We have missionaries going home in one week, and we saw that one of them still does not have her visa renewed.  So this week I organized a day of tramites.  We called in her and 3 others that live in greater Mendoza and had some fun.  We did APs, and cer de Dom, and many many things went wrong.  That’s why this morning I had to finish those tramites.  For example, that boleta I printed off line was apparently a boleta repitida, like I printed out the same one twice and didn’t realize it.  These boletas have bar codes on the bottom, so when the man entered them into the computer, it rejected it.  So today I had to go to the bank and pay the 2 boletas again for this hermana and then go back to RENAR to give the the boleta so they can complete the tramite.
I get to see how the Argentine gov works, or doesn’t work.

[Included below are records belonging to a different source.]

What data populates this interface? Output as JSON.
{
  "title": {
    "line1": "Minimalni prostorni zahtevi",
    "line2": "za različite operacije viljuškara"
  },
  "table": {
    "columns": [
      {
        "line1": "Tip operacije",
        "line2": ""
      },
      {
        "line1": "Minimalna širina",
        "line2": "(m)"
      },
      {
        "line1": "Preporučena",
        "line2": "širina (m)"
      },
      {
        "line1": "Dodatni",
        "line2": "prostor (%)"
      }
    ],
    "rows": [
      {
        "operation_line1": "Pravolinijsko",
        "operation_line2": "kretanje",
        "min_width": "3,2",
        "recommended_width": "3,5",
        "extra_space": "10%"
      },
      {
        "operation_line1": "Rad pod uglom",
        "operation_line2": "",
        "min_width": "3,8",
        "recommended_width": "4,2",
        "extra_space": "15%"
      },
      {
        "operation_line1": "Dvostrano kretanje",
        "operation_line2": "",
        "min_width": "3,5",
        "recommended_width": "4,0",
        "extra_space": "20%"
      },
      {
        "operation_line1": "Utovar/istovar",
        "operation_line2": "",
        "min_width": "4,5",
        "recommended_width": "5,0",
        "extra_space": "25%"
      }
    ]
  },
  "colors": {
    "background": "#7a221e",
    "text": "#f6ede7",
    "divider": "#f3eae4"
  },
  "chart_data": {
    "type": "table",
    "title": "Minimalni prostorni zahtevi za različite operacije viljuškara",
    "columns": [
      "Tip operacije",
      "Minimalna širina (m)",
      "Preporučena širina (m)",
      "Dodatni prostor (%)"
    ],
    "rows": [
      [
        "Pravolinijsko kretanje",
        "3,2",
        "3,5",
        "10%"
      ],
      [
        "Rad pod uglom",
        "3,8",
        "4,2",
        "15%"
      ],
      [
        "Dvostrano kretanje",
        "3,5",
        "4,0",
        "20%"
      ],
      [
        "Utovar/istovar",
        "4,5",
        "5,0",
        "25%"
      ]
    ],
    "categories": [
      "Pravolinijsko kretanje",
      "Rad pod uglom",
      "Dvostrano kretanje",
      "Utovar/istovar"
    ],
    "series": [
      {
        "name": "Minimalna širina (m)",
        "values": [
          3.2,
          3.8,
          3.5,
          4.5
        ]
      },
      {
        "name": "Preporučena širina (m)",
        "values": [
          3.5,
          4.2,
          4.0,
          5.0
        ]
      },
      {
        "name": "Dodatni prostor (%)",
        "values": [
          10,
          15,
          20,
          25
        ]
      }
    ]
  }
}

It is interesting to see how the gov just sucks money out of the church, or the extranjeros.  For example, when I went back to the bank to repay the boleta, I showed him the one I already paid and asked him to transfer it to a new boleta.  But he said no can do.  That I had to do it at Renar, because they had the money.  But the lady at Renar said that they couldn’t return the money.  O just a joke.  Ladrónes.  They straight up robbed us.  I put on a good face and really try to show them how unjust that is, but ooooo.

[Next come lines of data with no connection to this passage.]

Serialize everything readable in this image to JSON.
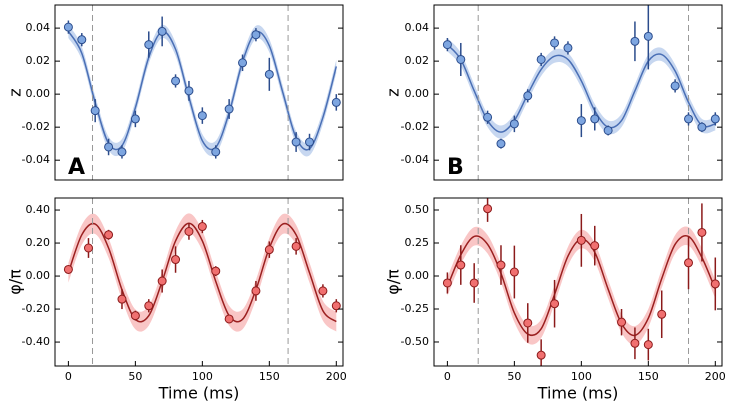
{
  "chart_data": [
    {
      "type": "scatter",
      "ylabel": "z",
      "label": "A",
      "xlim": [
        -10,
        205
      ],
      "ylim": [
        -0.052,
        0.054
      ],
      "yticks": [
        0.04,
        0.02,
        {
          "value": 0,
          "label": "0.00"
        },
        -0.02,
        -0.04
      ],
      "x": [
        0,
        10,
        20,
        30,
        40,
        50,
        60,
        70,
        80,
        90,
        100,
        110,
        120,
        130,
        140,
        150,
        170,
        180,
        200
      ],
      "values": [
        0.0406,
        0.033,
        -0.01,
        -0.032,
        -0.035,
        -0.015,
        0.03,
        0.038,
        0.008,
        0.002,
        -0.013,
        -0.035,
        -0.009,
        0.019,
        0.036,
        0.012,
        -0.029,
        -0.029,
        -0.005
      ],
      "errors": [
        0.004,
        0.004,
        0.007,
        0.005,
        0.004,
        0.005,
        0.008,
        0.009,
        0.004,
        0.006,
        0.005,
        0.004,
        0.006,
        0.005,
        0.004,
        0.01,
        0.006,
        0.005,
        0.005
      ],
      "curve_x": [
        0,
        10,
        20,
        30,
        40,
        50,
        60,
        70,
        80,
        90,
        100,
        110,
        120,
        130,
        140,
        150,
        160,
        170,
        180,
        190,
        200
      ],
      "curve": [
        0.038,
        0.0248,
        -0.0051,
        -0.0298,
        -0.0312,
        -0.0082,
        0.0223,
        0.0379,
        0.0272,
        -0.002,
        -0.0282,
        -0.0322,
        -0.0112,
        0.0196,
        0.0374,
        0.0293,
        0.0012,
        -0.0264,
        -0.0331,
        -0.0141,
        0.0168
      ],
      "band": 0.004,
      "vlines": [
        18,
        164
      ],
      "color": "#7ea6e0",
      "edge_color": "#2b4c8c",
      "curve_color": "#4a6fb5",
      "band_color": "#b9cdec"
    },
    {
      "type": "scatter",
      "ylabel": "φ/π",
      "xlabel": "Time (ms)",
      "xlim": [
        -10,
        205
      ],
      "ylim": [
        -0.545,
        0.473
      ],
      "xticks": [
        0,
        50,
        100,
        150,
        200
      ],
      "yticks": [
        {
          "value": 0.4,
          "label": "0.40"
        },
        {
          "value": 0.2,
          "label": "0.20"
        },
        {
          "value": 0,
          "label": "0.00"
        },
        {
          "value": -0.2,
          "label": "-0.20"
        },
        {
          "value": -0.4,
          "label": "-0.40"
        }
      ],
      "x": [
        0,
        15,
        30,
        40,
        50,
        60,
        70,
        80,
        90,
        100,
        110,
        120,
        140,
        150,
        170,
        190,
        200
      ],
      "values": [
        0.04,
        0.17,
        0.25,
        -0.14,
        -0.24,
        -0.18,
        -0.03,
        0.1,
        0.27,
        0.3,
        0.03,
        -0.26,
        -0.09,
        0.16,
        0.18,
        -0.09,
        -0.18
      ],
      "errors": [
        0.02,
        0.06,
        0.03,
        0.06,
        0.03,
        0.04,
        0.07,
        0.08,
        0.05,
        0.04,
        0.03,
        0.02,
        0.06,
        0.05,
        0.05,
        0.04,
        0.04
      ],
      "curve_x": [
        0,
        10,
        20,
        30,
        40,
        50,
        60,
        70,
        80,
        90,
        100,
        110,
        120,
        130,
        140,
        150,
        160,
        170,
        180,
        190,
        200
      ],
      "curve": [
        0.02,
        0.25,
        0.315,
        0.17,
        -0.083,
        -0.262,
        -0.24,
        -0.032,
        0.213,
        0.32,
        0.213,
        -0.032,
        -0.24,
        -0.262,
        -0.083,
        0.17,
        0.315,
        0.25,
        0.02,
        -0.21,
        -0.276
      ],
      "band": 0.06,
      "vlines": [
        18,
        164
      ],
      "color": "#f07070",
      "edge_color": "#8b1a1a",
      "curve_color": "#9b2020",
      "band_color": "#f7b8b8"
    },
    {
      "type": "scatter",
      "ylabel": "z",
      "label": "B",
      "xlim": [
        -10,
        205
      ],
      "ylim": [
        -0.052,
        0.054
      ],
      "yticks": [
        0.04,
        0.02,
        {
          "value": 0,
          "label": "0.00"
        },
        -0.02,
        -0.04
      ],
      "x": [
        0,
        10,
        30,
        40,
        50,
        60,
        70,
        80,
        90,
        100,
        110,
        120,
        140,
        150,
        170,
        180,
        190,
        200
      ],
      "values": [
        0.03,
        0.021,
        -0.014,
        -0.03,
        -0.018,
        -0.001,
        0.021,
        0.031,
        0.028,
        -0.016,
        -0.015,
        -0.022,
        0.032,
        0.035,
        0.005,
        -0.015,
        -0.02,
        -0.015
      ],
      "errors": [
        0.004,
        0.01,
        0.004,
        0.003,
        0.005,
        0.004,
        0.004,
        0.004,
        0.004,
        0.01,
        0.007,
        0.003,
        0.012,
        0.02,
        0.004,
        0.004,
        0.003,
        0.004
      ],
      "curve_x": [
        0,
        10,
        20,
        30,
        40,
        50,
        60,
        70,
        80,
        90,
        100,
        110,
        120,
        130,
        140,
        150,
        160,
        170,
        180,
        190,
        200
      ],
      "curve": [
        0.03,
        0.021,
        0.002,
        -0.016,
        -0.023,
        -0.016,
        0.0,
        0.015,
        0.023,
        0.021,
        0.008,
        -0.01,
        -0.02,
        -0.016,
        0.002,
        0.02,
        0.024,
        0.014,
        -0.005,
        -0.019,
        -0.018
      ],
      "band": 0.004,
      "vlines": [
        23,
        180
      ],
      "color": "#7ea6e0",
      "edge_color": "#2b4c8c",
      "curve_color": "#4a6fb5",
      "band_color": "#b9cdec"
    },
    {
      "type": "scatter",
      "ylabel": "φ/π",
      "xlabel": "Time (ms)",
      "xlim": [
        -10,
        205
      ],
      "ylim": [
        -0.682,
        0.591
      ],
      "xticks": [
        0,
        50,
        100,
        150,
        200
      ],
      "yticks": [
        {
          "value": 0.5,
          "label": "0.50"
        },
        0.25,
        {
          "value": 0,
          "label": "0.00"
        },
        -0.25,
        {
          "value": -0.5,
          "label": "-0.50"
        }
      ],
      "x": [
        0,
        10,
        20,
        30,
        40,
        50,
        60,
        70,
        80,
        100,
        110,
        130,
        140,
        150,
        160,
        180,
        190,
        200
      ],
      "values": [
        -0.053,
        0.083,
        -0.053,
        0.51,
        0.083,
        0.03,
        -0.356,
        -0.6,
        -0.21,
        0.27,
        0.23,
        -0.35,
        -0.51,
        -0.52,
        -0.29,
        0.1,
        0.33,
        -0.06
      ],
      "errors": [
        0.08,
        0.15,
        0.15,
        0.1,
        0.15,
        0.2,
        0.15,
        0.12,
        0.18,
        0.2,
        0.15,
        0.1,
        0.12,
        0.12,
        0.18,
        0.2,
        0.22,
        0.2
      ],
      "curve_x": [
        0,
        10,
        20,
        30,
        40,
        50,
        60,
        70,
        80,
        90,
        100,
        110,
        120,
        130,
        140,
        150,
        160,
        170,
        180,
        190,
        200
      ],
      "curve": [
        -0.08,
        0.16,
        0.3,
        0.24,
        0.02,
        -0.28,
        -0.44,
        -0.4,
        -0.14,
        0.15,
        0.28,
        0.18,
        -0.1,
        -0.36,
        -0.45,
        -0.32,
        -0.02,
        0.24,
        0.3,
        0.14,
        -0.1
      ],
      "band": 0.07,
      "vlines": [
        23,
        180
      ],
      "color": "#f07070",
      "edge_color": "#8b1a1a",
      "curve_color": "#9b2020",
      "band_color": "#f7b8b8"
    }
  ]
}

Luckily it’s not coming off my asignación every month!!  Pido plata del Financiero Elder Kammerman.  In the mission we have certain budgets right?  But when it comes to visas, unlimited.  The most loaded I’ve been was one day walking around with 14 visas and like over 5000 pesos.  You know what happens if something happens to those visas!  chau  
Other parts of my trabajo including sending missionaries home.  I don’t buy their flight, but I do give info to SLC so that they know what airport to send them too etc.  Then I have to make sure all the flights are right when they send me the itinerary etc.  Then to send a missionary home it’s no small task, because you have to advise the parents, the stake President, prepare the packet, which includes many mail merge documents.  And sometimes a lot of the info is wrong.  Then you have to organize their final interview with President, where they sleep that night, what they eat for breakfast, and getting them to the airport.  I edit the release letter and do the release certificate, and then President sends just a bunch of papers.
But it’s not just one missionary going home, we are sending 11 missionaries home next week!   Needless to say, that’s a lot of work.

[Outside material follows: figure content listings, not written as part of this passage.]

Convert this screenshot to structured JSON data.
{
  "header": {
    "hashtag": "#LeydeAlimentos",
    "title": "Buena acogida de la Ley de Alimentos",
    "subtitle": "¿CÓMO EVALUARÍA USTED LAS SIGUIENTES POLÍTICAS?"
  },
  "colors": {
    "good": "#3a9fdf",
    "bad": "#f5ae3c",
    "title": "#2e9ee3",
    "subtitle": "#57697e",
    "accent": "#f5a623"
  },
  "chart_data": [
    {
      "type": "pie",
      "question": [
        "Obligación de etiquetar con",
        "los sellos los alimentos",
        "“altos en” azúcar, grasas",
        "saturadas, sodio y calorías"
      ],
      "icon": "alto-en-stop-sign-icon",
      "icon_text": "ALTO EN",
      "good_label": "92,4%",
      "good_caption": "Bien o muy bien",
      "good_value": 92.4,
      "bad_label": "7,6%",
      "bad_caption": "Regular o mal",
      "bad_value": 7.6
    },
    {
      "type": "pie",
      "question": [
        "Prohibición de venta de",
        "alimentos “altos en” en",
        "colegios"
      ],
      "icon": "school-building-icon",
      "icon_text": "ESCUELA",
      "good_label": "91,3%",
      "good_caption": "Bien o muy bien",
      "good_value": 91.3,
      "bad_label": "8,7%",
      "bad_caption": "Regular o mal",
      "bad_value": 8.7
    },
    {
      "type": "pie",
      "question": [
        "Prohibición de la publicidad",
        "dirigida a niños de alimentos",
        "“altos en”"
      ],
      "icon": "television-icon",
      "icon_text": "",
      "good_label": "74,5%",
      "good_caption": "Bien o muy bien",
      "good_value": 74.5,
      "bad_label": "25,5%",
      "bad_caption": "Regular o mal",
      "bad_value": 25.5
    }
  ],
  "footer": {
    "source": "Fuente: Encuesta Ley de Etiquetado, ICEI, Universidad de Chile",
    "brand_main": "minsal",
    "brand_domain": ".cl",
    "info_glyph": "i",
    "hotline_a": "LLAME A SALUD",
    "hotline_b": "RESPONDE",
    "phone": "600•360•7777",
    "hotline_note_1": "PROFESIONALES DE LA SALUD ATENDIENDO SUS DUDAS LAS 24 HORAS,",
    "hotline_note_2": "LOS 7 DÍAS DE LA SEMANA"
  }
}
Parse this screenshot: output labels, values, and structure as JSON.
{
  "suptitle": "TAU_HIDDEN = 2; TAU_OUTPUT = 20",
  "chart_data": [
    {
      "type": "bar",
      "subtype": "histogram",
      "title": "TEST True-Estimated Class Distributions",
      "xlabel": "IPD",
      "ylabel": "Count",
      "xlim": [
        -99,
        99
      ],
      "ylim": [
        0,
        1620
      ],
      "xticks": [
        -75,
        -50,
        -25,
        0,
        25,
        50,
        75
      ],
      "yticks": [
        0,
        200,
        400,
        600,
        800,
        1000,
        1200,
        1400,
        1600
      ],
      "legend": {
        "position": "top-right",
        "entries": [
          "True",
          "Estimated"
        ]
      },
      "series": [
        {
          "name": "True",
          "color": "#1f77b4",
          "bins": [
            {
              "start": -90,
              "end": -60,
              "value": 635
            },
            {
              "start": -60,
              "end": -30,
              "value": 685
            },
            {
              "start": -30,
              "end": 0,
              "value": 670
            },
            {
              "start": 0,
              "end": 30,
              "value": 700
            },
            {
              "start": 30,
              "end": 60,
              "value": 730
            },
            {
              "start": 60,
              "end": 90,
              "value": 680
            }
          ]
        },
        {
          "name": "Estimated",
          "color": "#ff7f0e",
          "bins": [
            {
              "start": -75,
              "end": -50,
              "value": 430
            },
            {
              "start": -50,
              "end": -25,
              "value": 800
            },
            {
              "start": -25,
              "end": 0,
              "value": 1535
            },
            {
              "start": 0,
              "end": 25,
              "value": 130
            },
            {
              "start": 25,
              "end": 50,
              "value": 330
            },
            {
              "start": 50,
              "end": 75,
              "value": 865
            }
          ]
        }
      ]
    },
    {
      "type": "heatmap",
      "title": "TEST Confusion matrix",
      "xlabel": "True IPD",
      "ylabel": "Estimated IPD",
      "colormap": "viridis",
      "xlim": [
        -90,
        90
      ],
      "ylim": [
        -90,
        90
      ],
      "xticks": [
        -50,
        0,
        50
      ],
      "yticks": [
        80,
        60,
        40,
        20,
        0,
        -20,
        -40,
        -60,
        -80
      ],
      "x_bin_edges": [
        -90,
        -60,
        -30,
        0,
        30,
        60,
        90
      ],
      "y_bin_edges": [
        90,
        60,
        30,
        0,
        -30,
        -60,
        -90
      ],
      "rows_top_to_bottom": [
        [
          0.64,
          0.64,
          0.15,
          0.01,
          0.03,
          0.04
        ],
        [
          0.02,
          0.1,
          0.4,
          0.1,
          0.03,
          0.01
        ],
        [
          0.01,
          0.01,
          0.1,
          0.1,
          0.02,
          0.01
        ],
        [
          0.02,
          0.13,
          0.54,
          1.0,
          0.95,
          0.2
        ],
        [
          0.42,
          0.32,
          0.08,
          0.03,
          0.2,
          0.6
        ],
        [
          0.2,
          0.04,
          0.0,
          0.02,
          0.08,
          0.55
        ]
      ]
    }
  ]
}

And on the visas, that’s just for Missionaries with a one year visa.  Those who just come with a 90 day tourist visa, some latins, that’s a slightly different process.  One I still learning.
But in the mission we have many illegal elders.  So I need to get on that.  Some of it is really not in my power.
And to answer your question dad.  Yeah, I’m pretty much in the hot seat.  Last week Elder Ivie was with me 1 day.  And this week he will only be here Friday, and then he leaves, because it’s transfer.
I’ll tell about more adventures tomorrow.  But just know that Fernando and Teresa came to church and TERESA NOW HAS 1 WEEK WITHOUT SMOKING!!!!